In the present embodiment, the present device is configured by executing a predetermined program on the computer. However, at least part of the processing content may be implemented by hardware. For example, the spectrogram generation unit 1, the patch generation unit 2, the mask processing unit 3, the reconstruction unit 4, and the parameter update unit 5 may be configured by a processing circuit.
In addition, it is needless to say that modifications can be appropriately made without departing from the gist of the present invention.
1. A learning device comprising:
spectrogram generation circuitry that generates a spectrogram from an input sound signal;
patch generation circuitry that divides the generated spectrogram to generate a plurality of patches;
mask processing circuitry that selects some patches from among the plurality of patches as masked patches;
reconstruction circuitry that obtains a plurality of reconstructed patches by reconstructing the plurality of patches by processing of an encoder and a decoder in a transformer serving as a deep learning model by using visible patches other than the masked patches among the plurality of patches and mask tokens corresponding to the masked patches; and
parameter update circuitry that updates a parameter of the encoder and a parameter of the decoder such that the masked patches approach reconstructed patches corresponding to the masked patches among the plurality of reconstructed patches, wherein
the number of layers of the decoder is three or more.
2. The learning device according to claim 1, wherein the reconstruction circuitry includes (1) encoder processing circuitry that inputs the visible patches to the encoder to obtain an encoding result, and (2) decoder processing circuitry that inputs the encoding result and the mask tokens to the decoder to obtain, as a decoding result, the plurality of reconstructed patches generated by reconstructing the plurality of patches.
3. The learning device according to claim 1, wherein the spectrogram has a time length longer than a predetermined time length.
4. The learning device according to claim 1, wherein the patch has a size smaller than a predetermined size.
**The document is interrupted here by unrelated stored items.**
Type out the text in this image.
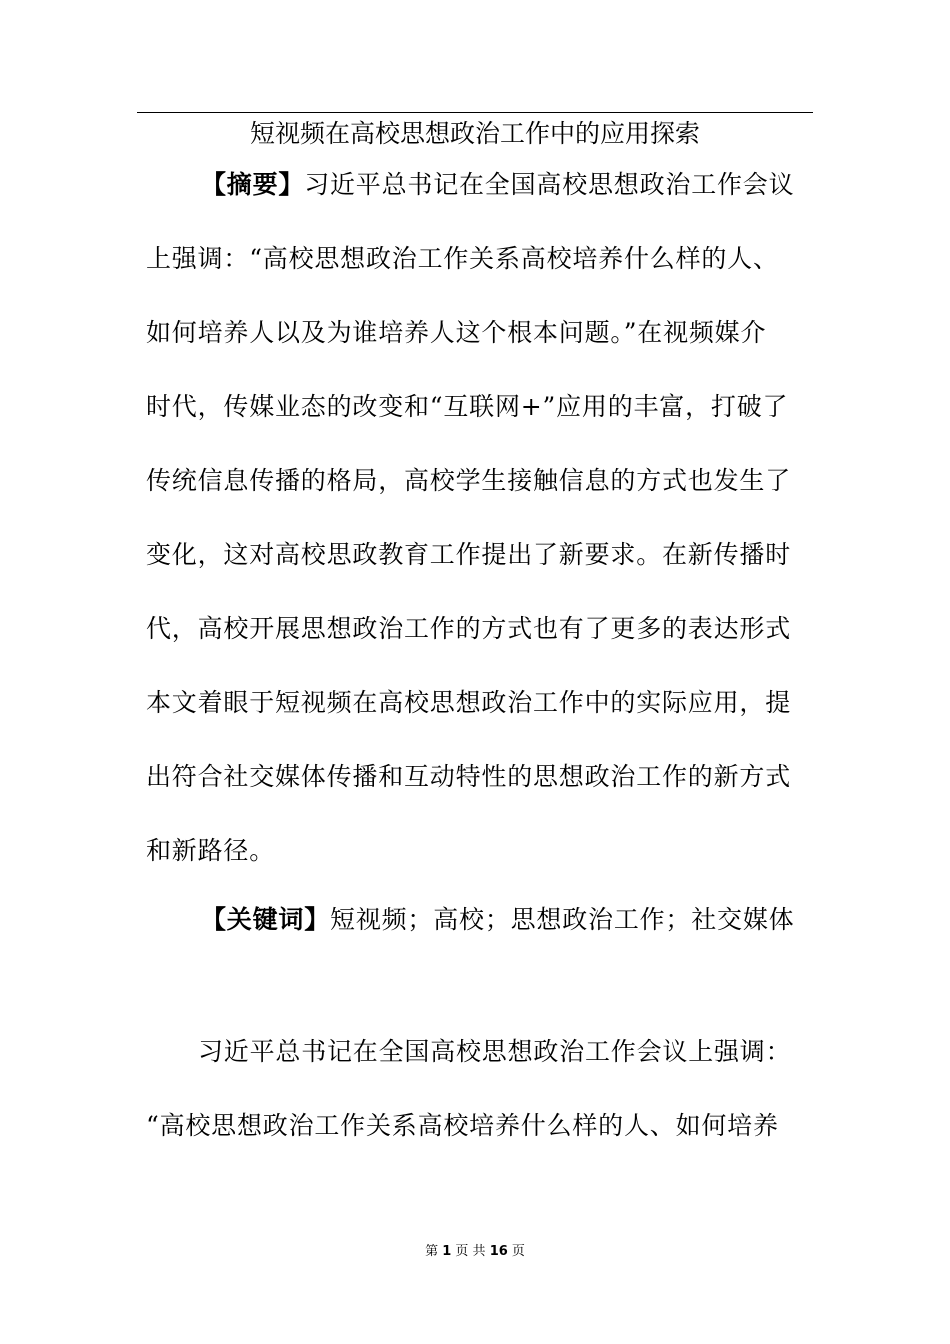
短视频在高校思想政治工作中的应用探索
【摘要】习近平总书记在全国高校思想政治工作会议
上强调：“高校思想政治工作关系高校培养什么样的人、
如何培养人以及为谁培养人这个根本问题。”在视频媒介
时代，传媒业态的改变和“互联网+”应用的丰富，打破了
传统信息传播的格局，高校学生接触信息的方式也发生了
变化，这对高校思政教育工作提出了新要求。在新传播时
代，高校开展思想政治工作的方式也有了更多的表达形式
本文着眼于短视频在高校思想政治工作中的实际应用，提
出符合社交媒体传播和互动特性的思想政治工作的新方式
和新路径。
【关键词】短视频；高校；思想政治工作；社交媒体
习近平总书记在全国高校思想政治工作会议上强调：
“高校思想政治工作关系高校培养什么样的人、如何培养
第 1 页 共 16 页
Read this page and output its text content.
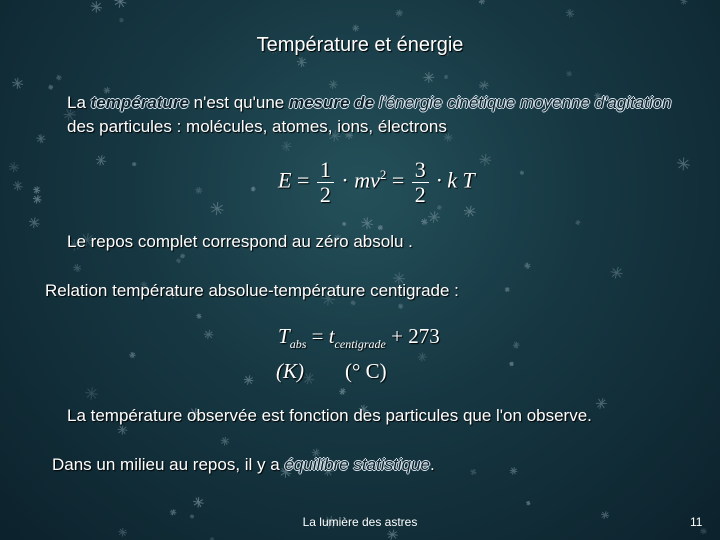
Température et énergie
La température n'est qu'une mesure de l'énergie cinétique moyenne d'agitation
des particules : molécules, atomes, ions, électrons
$E = \frac{1}{2} \cdot mv^2 = \frac{3}{2} \cdot k$ T
Le repos complet correspond au zéro absolu .
Relation température absolue-température centigrade :
$T_{abs} = t_{centigrade} + 273$
(K) (° C)
La température observée est fonction des particules que l'on observe.
Dans un milieu au repos, il y a équilibre statistique.
La lumière des astres	11
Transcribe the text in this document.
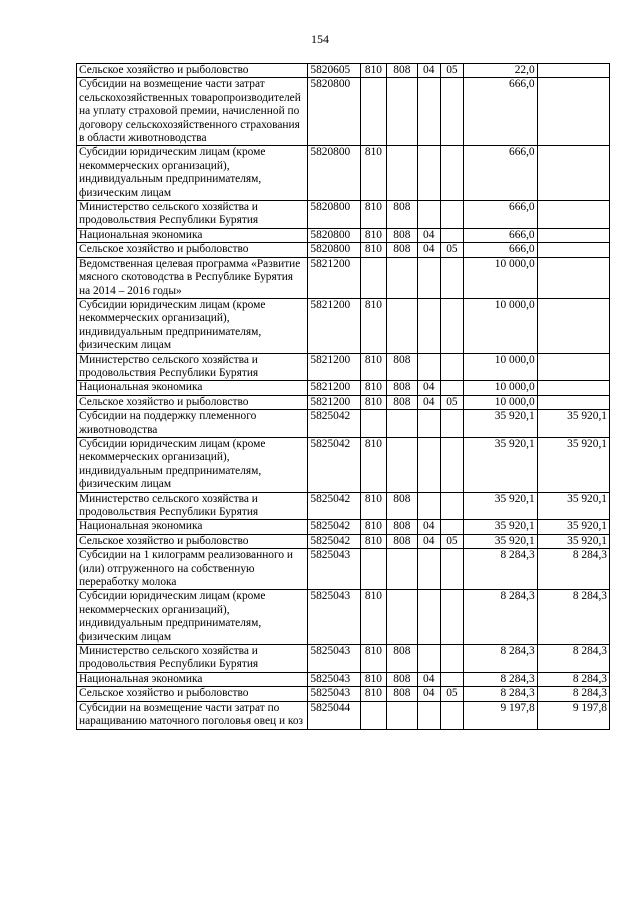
154
Сельское хозяйство и рыболовство	5820605	810	808	04	05	22,0	
Субсидии на возмещение части затрат сельскохозяйственных товаропроизводителей на уплату страховой премии, начисленной по договору сельскохозяйственного страхования в области животноводства	5820800					666,0	
Субсидии юридическим лицам (кроме некоммерческих организаций), индивидуальным предпринимателям, физическим лицам	5820800	810				666,0	
Министерство сельского хозяйства и продовольствия Республики Бурятия	5820800	810	808			666,0	
Национальная экономика	5820800	810	808	04		666,0	
Сельское хозяйство и рыболовство	5820800	810	808	04	05	666,0	
Ведомственная целевая программа «Развитие мясного скотоводства в Республике Бурятия на 2014 – 2016 годы»	5821200					10 000,0	
Субсидии юридическим лицам (кроме некоммерческих организаций), индивидуальным предпринимателям, физическим лицам	5821200	810				10 000,0	
Министерство сельского хозяйства и продовольствия Республики Бурятия	5821200	810	808			10 000,0	
Национальная экономика	5821200	810	808	04		10 000,0	
Сельское хозяйство и рыболовство	5821200	810	808	04	05	10 000,0	
Субсидии на поддержку племенного животноводства	5825042					35 920,1	35 920,1
Субсидии юридическим лицам (кроме некоммерческих организаций), индивидуальным предпринимателям, физическим лицам	5825042	810				35 920,1	35 920,1
Министерство сельского хозяйства и продовольствия Республики Бурятия	5825042	810	808			35 920,1	35 920,1
Национальная экономика	5825042	810	808	04		35 920,1	35 920,1
Сельское хозяйство и рыболовство	5825042	810	808	04	05	35 920,1	35 920,1
Субсидии на 1 килограмм реализованного и (или) отгруженного на собственную переработку молока	5825043					8 284,3	8 284,3
Субсидии юридическим лицам (кроме некоммерческих организаций), индивидуальным предпринимателям, физическим лицам	5825043	810				8 284,3	8 284,3
Министерство сельского хозяйства и продовольствия Республики Бурятия	5825043	810	808			8 284,3	8 284,3
Национальная экономика	5825043	810	808	04		8 284,3	8 284,3
Сельское хозяйство и рыболовство	5825043	810	808	04	05	8 284,3	8 284,3
Субсидии на возмещение части затрат по наращиванию маточного поголовья овец и коз	5825044					9 197,8	9 197,8
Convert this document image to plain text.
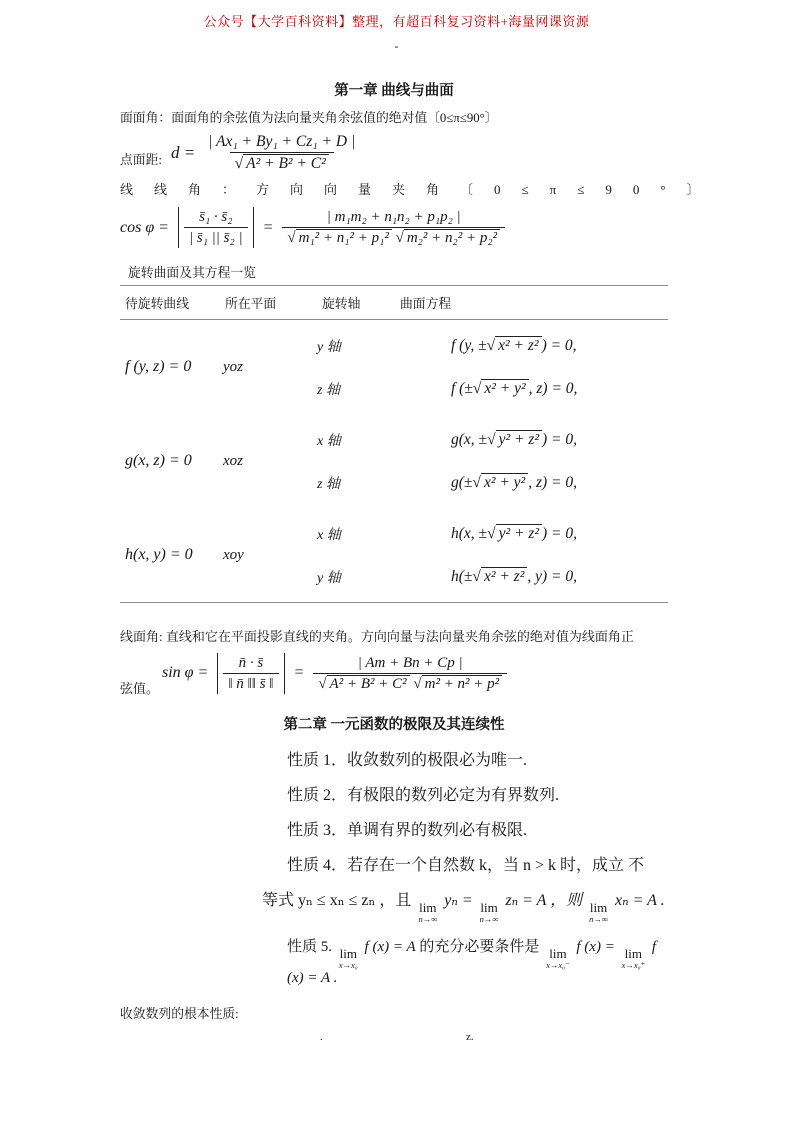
公众号【大学百科资料】整理，有超百科复习资料+海量网课资源
-
第一章 曲线与曲面
面面角：面面角的余弦值为法向量夹角余弦值的绝对值〔0≤π≤90°〕
点面距: $d = \frac{\text{| Ax₁ + By₁ + Cz₁ + D |}}{\text{√ A² + B² + C²}}$
线线角：方向向量夹角〔0≤π≤90°〕
$\cos \varphi = \frac{\text{s̄₁ · s̄₂}}{\text{| s̄₁ || s̄₂ |}} = \frac{\text{| m₁m₂ + n₁n₂ + p₁p₂ |}}{\text{√ m₁² + n₁² + p₁² √ m₂² + n₂² + p₂²}}$
旋转曲面及其方程一览
待旋转曲线	所在平面	旋转轴	曲面方程
f (y, z) = 0	yoz
y 轴	f (y, ±√ x² + z² ) = 0,
z 轴	f (±√ x² + y² , z) = 0,
g(x, z) = 0	xoz
x 轴	g(x, ±√ y² + z² ) = 0,
z 轴	g(±√ x² + y² , z) = 0,
h(x, y) = 0	xoy
x 轴	h(x, ±√ y² + z² ) = 0,
y 轴	h(±√ x² + z² , y) = 0,
线面角: 直线和它在平面投影直线的夹角。方向向量与法向量夹角余弦的绝对值为线面角正
$\sin \varphi = \frac{n̄ \cdot s̄}{‖ n̄ ‖‖ s̄ ‖} = \frac{| Am + Bn + Cp |}{\text{√ A² + B² + C² √ m² + n² + p²}}$
弦值。
第二章 一元函数的极限及其连续性
性质 1．收敛数列的极限必为唯一.
性质 2．有极限的数列必定为有界数列.
性质 3．单调有界的数列必有极限.
性质 4．若存在一个自然数 k，当 n > k 时，成立 不
等式 yₙ ≤ xₙ ≤ zₙ ，且 lim
n→∞
yₙ = lim
n→∞
zₙ = A ，则 lim
n→∞
xₙ = A .
性质 5. lim
x→x₀
f (x) = A 的充分必要条件是 lim
x→x₀⁻
f (x) = lim
x→x₀⁺
f (x) = A .
收敛数列的根本性质:
.	z.
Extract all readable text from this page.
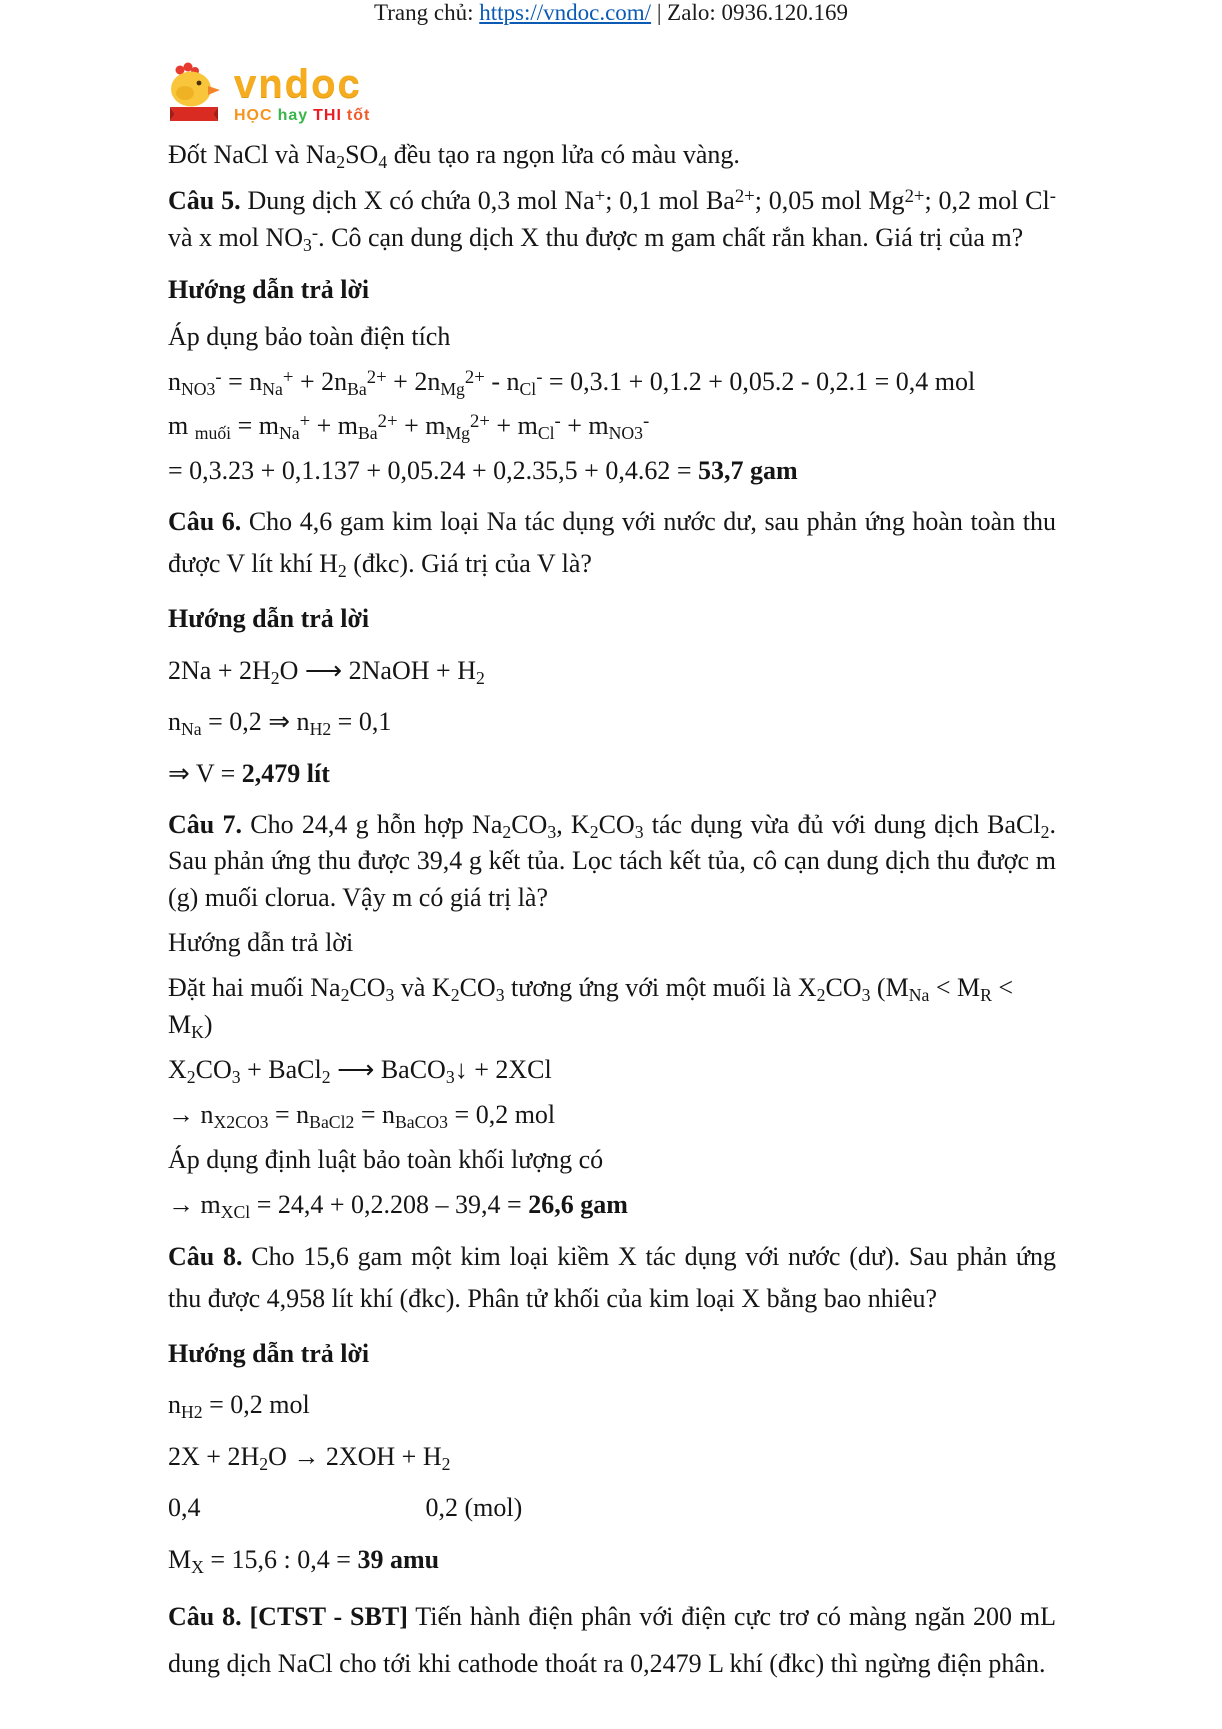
vndoc
HỌC hay THI tốt
Đốt NaCl và $Na_2SO_4$ đều tạo ra ngọn lửa có màu vàng.
Câu 5. Dung dịch X có chứa 0,3 mol Na+; 0,1 mol $Ba^{2+}$; 0,05 mol $Mg^{2+}$; 0,2 mol Cl- và x mol $NO_3^-$. Cô cạn dung dịch X thu được m gam chất rắn khan. Giá trị của m?
Hướng dẫn trả lời
Áp dụng bảo toàn điện tích
$n_{NO3}^- = n_{Na}^+ + 2n_{Ba}^{2+} + 2n_{Mg}^{2+} - n_{Cl}^- = 0,3.1 + 0,1.2 + 0,05.2 - 0,2.1 = 0,4$ mol
m $_{muối} = m_{Na}^+ + m_{Ba}^{2+} + m_{Mg}^{2+} + m_{Cl}^- + m_{NO3}^-$
= 0,3.23 + 0,1.137 + 0,05.24 + 0,2.35,5 + 0,4.62 = 53,7 gam
Câu 6. Cho 4,6 gam kim loại Na tác dụng với nước dư, sau phản ứng hoàn toàn thu được V lít khí $H_2$ (đkc). Giá trị của V là?
Hướng dẫn trả lời
$2Na + 2H_2O$ ⟶ 2NaOH + $H_2$
$n_{Na} = 0,2$ ⇒ $n_{H2} = 0,1$
⇒ V = 2,479 lít
Câu 7. Cho 24,4 g hỗn hợp $Na_2CO_3$, $K_2CO_3$ tác dụng vừa đủ với dung dịch BaCl$_2$. Sau phản ứng thu được 39,4 g kết tủa. Lọc tách kết tủa, cô cạn dung dịch thu được m (g) muối clorua. Vậy m có giá trị là?
Hướng dẫn trả lời
Đặt hai muối $Na_2CO_3$ và $K_2CO_3$ tương ứng với một muối là $X_2CO_3$ $(M_{Na} < M_R < M_K)$
$X_2CO_3$ + BaCl$_2$ ⟶ BaCO$_3$↓ + 2XCl
→ $n_{X2CO3} = n_{BaCl2} = n_{BaCO3} = 0,2$ mol
Áp dụng định luật bảo toàn khối lượng có
→ $m_{XCl} = 24,4 + 0,2.208 - 39,4 = 26,6$ gam
Câu 8. Cho 15,6 gam một kim loại kiềm X tác dụng với nước (dư). Sau phản ứng thu được 4,958 lít khí (đkc). Phân tử khối của kim loại X bằng bao nhiêu?
Hướng dẫn trả lời
$n_{H2} = 0,2$ mol
$2X + 2H_2O \to 2XOH + H_2$
0,4	0,2 (mol)
$M_X = 15,6$ : 0,4 = 39 amu
Câu 8. [CTST - SBT] Tiến hành điện phân với điện cực trơ có màng ngăn 200 mL dung dịch NaCl cho tới khi cathode thoát ra 0,2479 L khí (đkc) thì ngừng điện phân.
Trang chủ: https://vndoc.com/ | Zalo: 0936.120.169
5. A learning method comprising:
a spectrogram generation step of causing spectrogram generation circuitry to generate a spectrogram from an input sound signal;
a patch generation step of causing patch generation circuitry to divide the generated spectrogram to generate a plurality of patches;
a mask processing step of causing mask processing circuitry to select some patches from among the plurality of patches as masked patches;
a reconstruction step of causing reconstruction circuitry to obtain a plurality of reconstructed patches by reconstructing the plurality of patches by processing of an encoder and a decoder in a transformer serving as a deep learning model by using visible patches other than the masked patches among the plurality of patches and mask tokens corresponding to the masked patches; and
a parameter update step of causing parameter update circuitry to update a parameter of the encoder and a parameter of the decoder such that the masked patches approach reconstructed patches corresponding to the masked patches among the plurality of reconstructed patches, wherein
the number of layers of the decoder is three or more.
6. A non-transitory computer readable medium that stores a program for causing a computer to perform each step of the learning method according to claim 5.